Brussels, 13 October 2003
The second round of negotiations for a new Political Dialogue and Co-operation Agreement between the EU and the Andean Community (CAN) takes place in Quito (Ecuador) from 13 to 15 October. The EU negotiating team will be lead by Mrs. Astrid Schomaker, Head of the Andean Community Unit at the European Commission's External Relations Directorate General while the Andean negotiating team will be lead by Ambassador Mentor Villagómez, Head of the Ecuadorian Mission to the EU. Ecuador is the current holder of the rotating Presidency of the Andean Community. The Commission hopes that, building on the substantial progress made during the first round of negotiations in May in Brussels, both parties will be able to complete the negotiation in Quito and initial the text of the new agreement.

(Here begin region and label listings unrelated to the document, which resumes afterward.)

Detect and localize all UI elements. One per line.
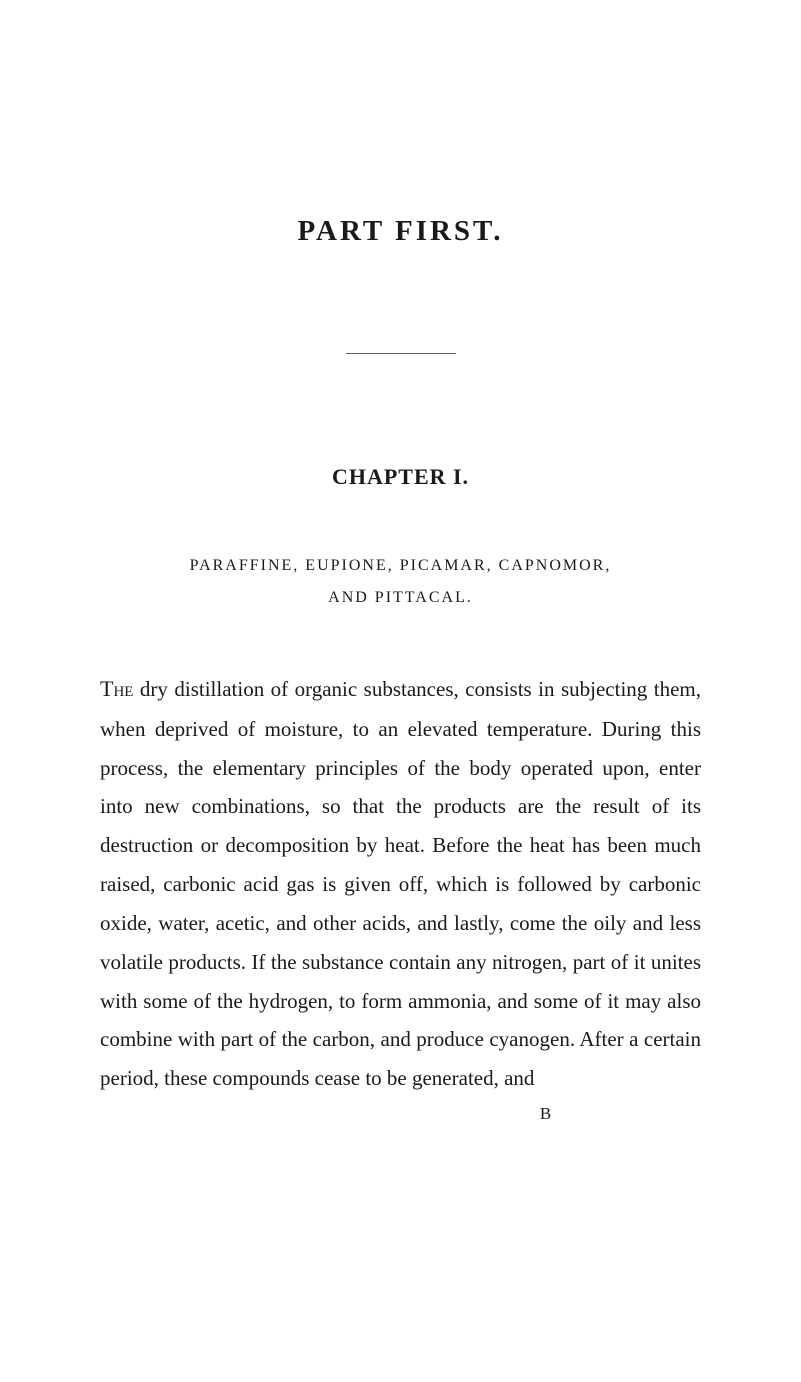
part-title: PART FIRST.: [100, 215, 701, 248]
chapter-title: CHAPTER I.: [100, 464, 701, 490]
first-word-smallcaps: The: [100, 676, 133, 701]
chapter-subtitle: PARAFFINE, EUPIONE, PICAMAR, CAPNOMOR, A…: [100, 550, 701, 614]
chapter-subtitle-line2: AND PITTACAL.: [328, 589, 473, 606]
body-paragraph: The dry distillation of organic substanc…: [100, 669, 701, 1098]
horizontal-divider: [346, 353, 456, 354]
body-text-content: dry distillation of organic substances, …: [100, 677, 701, 1090]
chapter-subtitle-line1: PARAFFINE, EUPIONE, PICAMAR, CAPNOMOR,: [190, 557, 612, 574]
signature-mark: B: [100, 1104, 701, 1124]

The decision to negotiate this agreement was taken by Heads of State and Government at the Madrid European Union-Latin America and Caribbean Summit in 2002. The new EU-CAN Agreement would provide a new contractual framework for the political dialogue, focus it more on the concerns of both regions (such as security, regional development and stability, conflict prevention and resolution, human rights, democracy, good governance, terrorism, migration and drugs), and intensify exchanges at working level. The provisions of the agreement on co-operation would aim at widening the scope of the bi-regional relationship and in particular support the Andean Community's regional integration process in the economic, political and social fields.
The Andean region was the first region in Latin America with which the EU concluded a regional co-operation agreement. Relations between the EU and the CAN already encompass a large spectrum of co-operation fields and are currently governed by the second regional framework agreement which was signed in 1993. This agreement is complemented by a separate Declaration of 1996 laying down modalities for political dialogue. The EU grants the Andean community a very generous trade regime known as the 'drugs' GSP under which 90% of the products exported by the Andean countries are exempt from customs duties.
The European Union is the leading donor to the Andean Community with EU aid worth about €810 million in 2001 (source: OECD Development Aid Committee). Historically, the European Commission has granted significant levels of development co-operation to the Andean Community, averaging some €130 million per annum over the past ten years. This co-operation has focused on human rights and democracy, regional integration, integrated rural development, infrastructure and social development. The new Agreement will expand current co-operation to include new areas such as conflict prevention, uprooted people, migration and counter-terrorism.